Em “Matrix” não há espaço para a expressão “The End”. O terceiro filme, que promete o produtor Joel Silver, será o último, não se chama “Revolutions” por acaso. Em vez de marcar o fim, assinala o começo de um novo ciclo. Mas não se engane com as baboseiras que saem por aí, as “revolutions” do título nada têm a ver com revoluções no sentido de derrubada de um regime político. São as voltas que a vida dá, seus ciclos de nascimento e morte.
Já em “Reloaded” os críticos insistiam em dizer que era confuso ou sem sentido aquilo que eles simplesmente não haviam entendido. No terceiro episódio da saga de Neo e seus seguidores, muita gente não entendeu nada de novo e saiu xingando o filme.

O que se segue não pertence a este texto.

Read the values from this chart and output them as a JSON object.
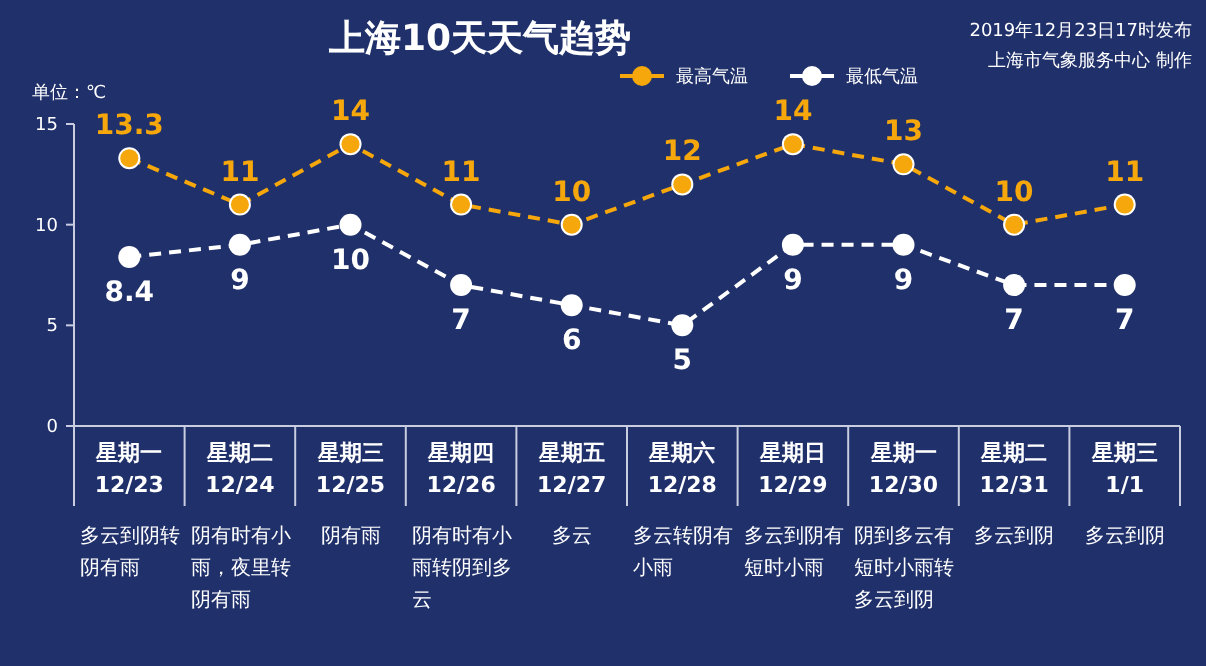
{
  "chart_data": {
    "type": "line",
    "title": "上海10天天气趋势",
    "subtitle": "2019年12月23日17时发布",
    "ylabel": "单位：℃",
    "categories": [
      "星期一\n12/23",
      "星期二\n12/24",
      "星期三\n12/25",
      "星期四\n12/26",
      "星期五\n12/27",
      "星期六\n12/28",
      "星期日\n12/29",
      "星期一\n12/30",
      "星期二\n12/31",
      "星期三\n1/1"
    ],
    "series": [
      {
        "name": "最高气温",
        "color": "#f5a70c",
        "values": [
          13.3,
          11,
          14,
          11,
          10,
          12,
          14,
          13,
          10,
          11
        ]
      },
      {
        "name": "最低气温",
        "color": "#ffffff",
        "values": [
          8.4,
          9,
          10,
          7,
          6,
          5,
          9,
          9,
          7,
          7
        ]
      }
    ],
    "ylim": [
      0,
      15
    ],
    "yticks": [
      0,
      5,
      10,
      15
    ],
    "data_labels": true,
    "marker": "circle",
    "line_style": "dashed",
    "legend": "top right",
    "annotations": [
      "上海市气象服务中心 制作",
      "多云到阴转阴有雨",
      "阴有时有小雨，夜里转阴有雨",
      "阴有雨",
      "阴有时有小雨转阴到多云",
      "多云",
      "多云转阴有小雨",
      "多云到阴有短时小雨",
      "阴到多云有短时小雨转多云到阴",
      "多云到阴",
      "多云到阴"
    ]
  }
}
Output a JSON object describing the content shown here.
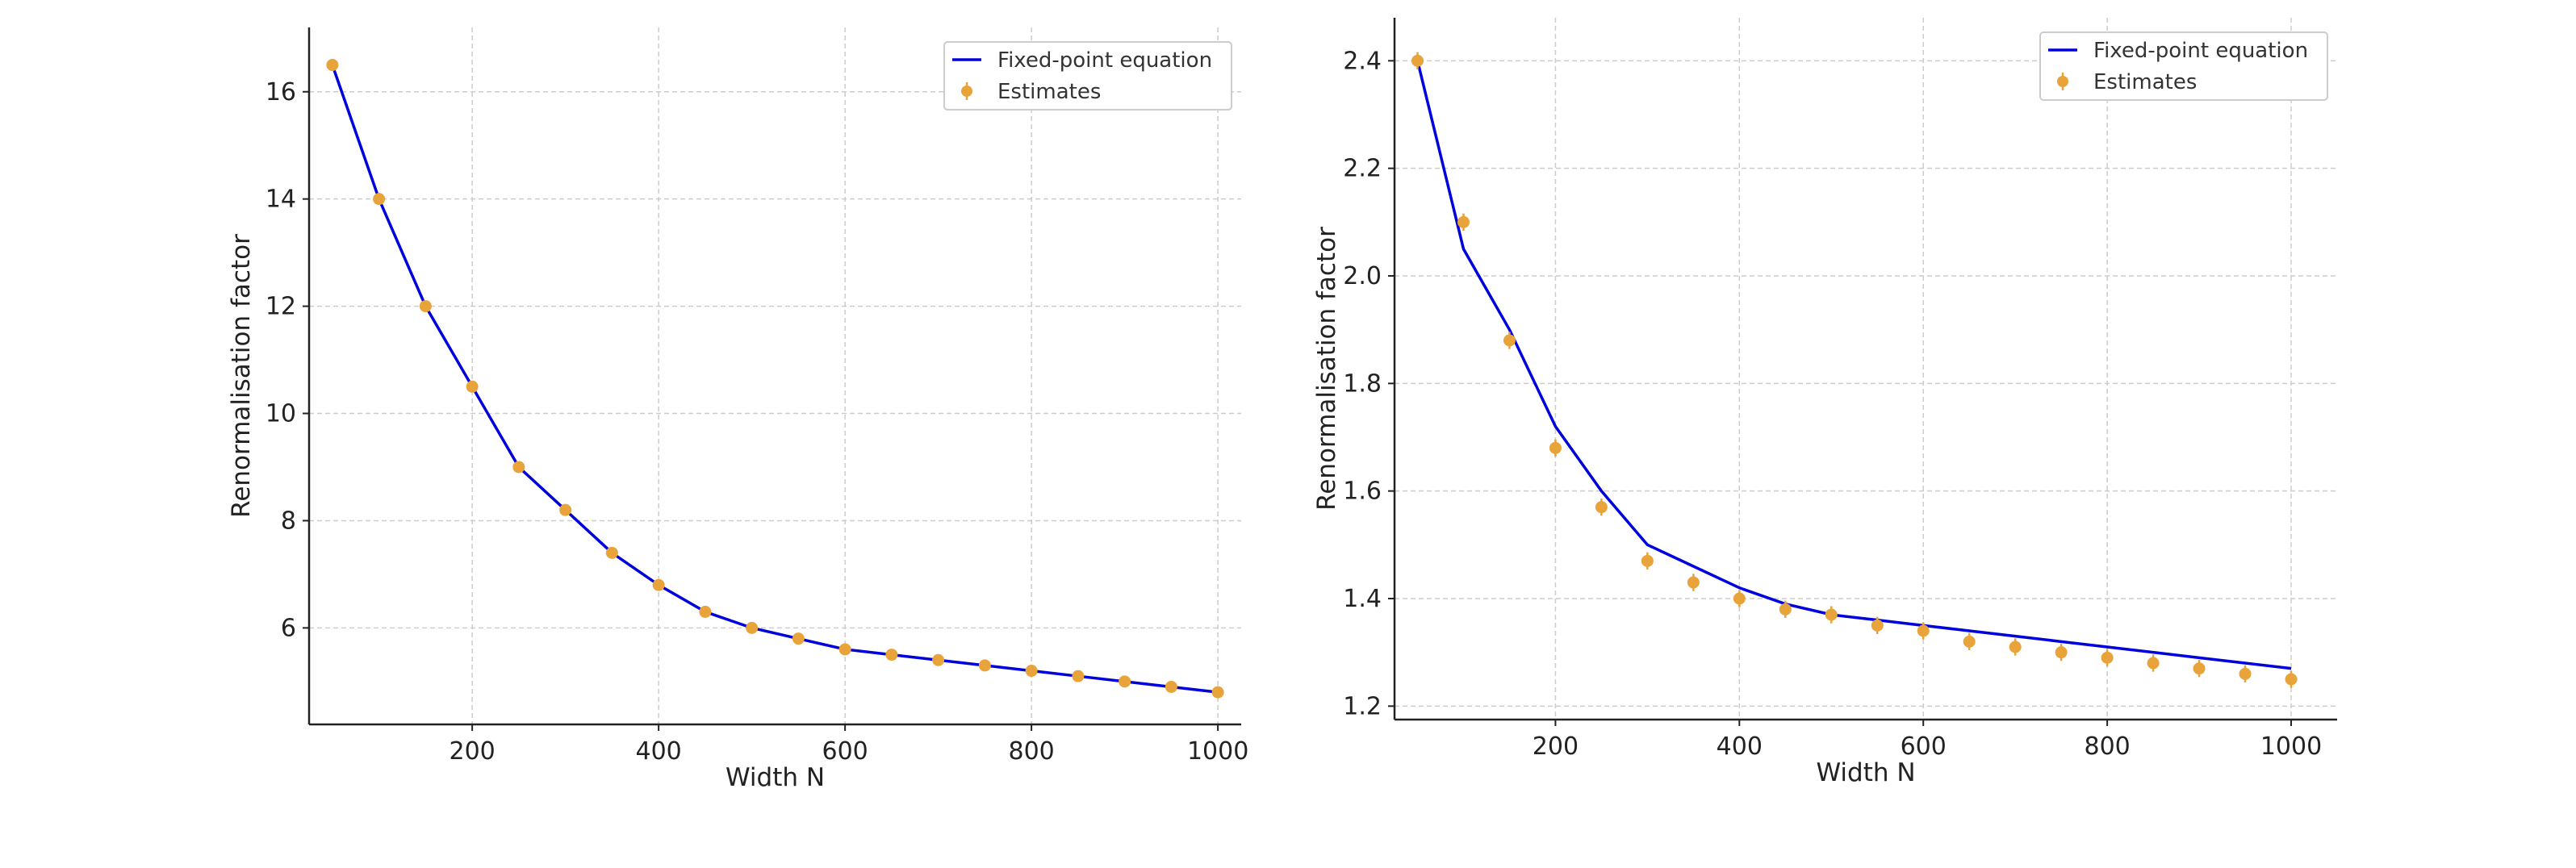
{
  "colors": {
    "line": "#0000dd",
    "points": "#e8a33a",
    "grid": "#cccccc",
    "axis": "#222222"
  },
  "chart_data": [
    {
      "type": "line",
      "title": "",
      "xlabel": "Width N",
      "ylabel": "Renormalisation factor",
      "xlim": [
        25,
        1025
      ],
      "ylim": [
        4.2,
        17.2
      ],
      "xticks": [
        200,
        400,
        600,
        800,
        1000
      ],
      "xtick_labels": [
        "200",
        "400",
        "600",
        "800",
        "1000"
      ],
      "yticks": [
        6,
        8,
        10,
        12,
        14,
        16
      ],
      "ytick_labels": [
        "6",
        "8",
        "10",
        "12",
        "14",
        "16"
      ],
      "grid": true,
      "legend": {
        "placement": "top-right",
        "entries": [
          "Fixed-point equation",
          "Estimates"
        ]
      },
      "series": [
        {
          "name": "Fixed-point equation",
          "kind": "line",
          "x": [
            50,
            100,
            150,
            200,
            250,
            300,
            350,
            400,
            450,
            500,
            550,
            600,
            650,
            700,
            750,
            800,
            850,
            900,
            950,
            1000
          ],
          "y": [
            16.5,
            14.0,
            12.0,
            10.5,
            9.0,
            8.2,
            7.4,
            6.8,
            6.3,
            6.0,
            5.8,
            5.6,
            5.5,
            5.4,
            5.3,
            5.2,
            5.1,
            5.0,
            4.9,
            4.8
          ]
        },
        {
          "name": "Estimates",
          "kind": "errorbar",
          "x": [
            50,
            100,
            150,
            200,
            250,
            300,
            350,
            400,
            450,
            500,
            550,
            600,
            650,
            700,
            750,
            800,
            850,
            900,
            950,
            1000
          ],
          "y": [
            16.5,
            14.0,
            12.0,
            10.5,
            9.0,
            8.2,
            7.4,
            6.8,
            6.3,
            6.0,
            5.8,
            5.6,
            5.5,
            5.4,
            5.3,
            5.2,
            5.1,
            5.0,
            4.9,
            4.8
          ],
          "err": [
            0.05,
            0.05,
            0.05,
            0.05,
            0.05,
            0.05,
            0.05,
            0.05,
            0.05,
            0.05,
            0.05,
            0.05,
            0.05,
            0.05,
            0.05,
            0.05,
            0.05,
            0.05,
            0.05,
            0.05
          ]
        }
      ]
    },
    {
      "type": "line",
      "title": "",
      "xlabel": "Width N",
      "ylabel": "Renormalisation factor",
      "xlim": [
        25,
        1050
      ],
      "ylim": [
        1.175,
        2.48
      ],
      "xticks": [
        200,
        400,
        600,
        800,
        1000
      ],
      "xtick_labels": [
        "200",
        "400",
        "600",
        "800",
        "1000"
      ],
      "yticks": [
        1.2,
        1.4,
        1.6,
        1.8,
        2.0,
        2.2,
        2.4
      ],
      "ytick_labels": [
        "1.2",
        "1.4",
        "1.6",
        "1.8",
        "2.0",
        "2.2",
        "2.4"
      ],
      "grid": true,
      "legend": {
        "placement": "top-right",
        "entries": [
          "Fixed-point equation",
          "Estimates"
        ]
      },
      "series": [
        {
          "name": "Fixed-point equation",
          "kind": "line",
          "x": [
            50,
            100,
            150,
            200,
            250,
            300,
            350,
            400,
            450,
            500,
            550,
            600,
            650,
            700,
            750,
            800,
            850,
            900,
            950,
            1000
          ],
          "y": [
            2.4,
            2.05,
            1.9,
            1.72,
            1.6,
            1.5,
            1.46,
            1.42,
            1.39,
            1.37,
            1.36,
            1.35,
            1.34,
            1.33,
            1.32,
            1.31,
            1.3,
            1.29,
            1.28,
            1.27
          ]
        },
        {
          "name": "Estimates",
          "kind": "errorbar",
          "x": [
            50,
            100,
            150,
            200,
            250,
            300,
            350,
            400,
            450,
            500,
            550,
            600,
            650,
            700,
            750,
            800,
            850,
            900,
            950,
            1000
          ],
          "y": [
            2.4,
            2.1,
            1.88,
            1.68,
            1.57,
            1.47,
            1.43,
            1.4,
            1.38,
            1.37,
            1.35,
            1.34,
            1.32,
            1.31,
            1.3,
            1.29,
            1.28,
            1.27,
            1.26,
            1.25
          ],
          "err": [
            0.016,
            0.016,
            0.016,
            0.016,
            0.016,
            0.016,
            0.016,
            0.016,
            0.016,
            0.016,
            0.016,
            0.016,
            0.016,
            0.016,
            0.016,
            0.016,
            0.016,
            0.016,
            0.016,
            0.016
          ]
        }
      ]
    }
  ]
}
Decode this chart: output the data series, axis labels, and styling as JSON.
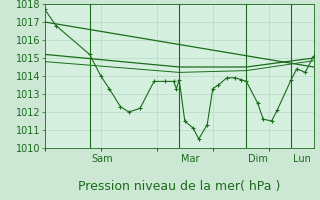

Há que se entender em parte esses críticos. Se têm uma virtuosidade visual considerável e um domínio narrativo incontestável, os irmãos Wachowski não sabem escrever um diálogo que preste. Tudo soa solene e artificial, como se todos estivessem lendo suas falas o tempo todo. Isso irrita quem está acostumado a obras escritas por gente boa como Woody Allen, Robert Towne ou alguns dos roteiristas dos bons tempos do cinema.
Mas, se escrevem diálogos ruins, os irmãos fazem boas histórias e sabem brincar de mitologia muito bem. E mais importante, embora gastem milhões de dólares, os dois mantiveram sua visão intacta ao longo dos três filmes. Assim, “Revolutions” acaba exatamente como eles acham que devia acabar. O que quer que o espectador goste ou não, pode cobrar diretamente dos Wachowski.

E o final está farto de sentidos e metáforas. O messias completa seu ciclo e descobre a duras penas que só poderá triunfar quando entender que não há saída na vitória, mas sim no equilíbrio e no sacrifício. A mocinha mostra que não há ameaça grande o bastante capaz de se colocar entre ela e o seu amado. O fiel Morpheus, por sua vez, perde a fé e precisará recuperá-la.
Cada um desses contos, aliados à luta nobre, apaixonada e explosiva dos humanos pela sua liberdade, torna “Revolutions” um filme que completa com perfeição a saga iniciada em “Matrix”. Tudo embalado em seqüências de tirar o fôlego, como a batalha por Zion, a luta entre Neo e Bane-Smith e, claro, o incensado combate final entre Neo e o Smith 2.0. O que torna a série tão boa é sua capacidade de agradar tanto quem busca a diversão descerebrada e a pancadaria pura e simples quanto quem se dá ao trabalho de notar que, no meio de todos os fogos de artifício, a vitória final não acontece por meio dos punhos. Para esses últimos, a recompensa está na conclusão sutil de que é possível passar pelo moedor de idéias dos grandes estúdios hollywoodianos e ainda assim sair do outro lado um blockbuster com alma e pedigree.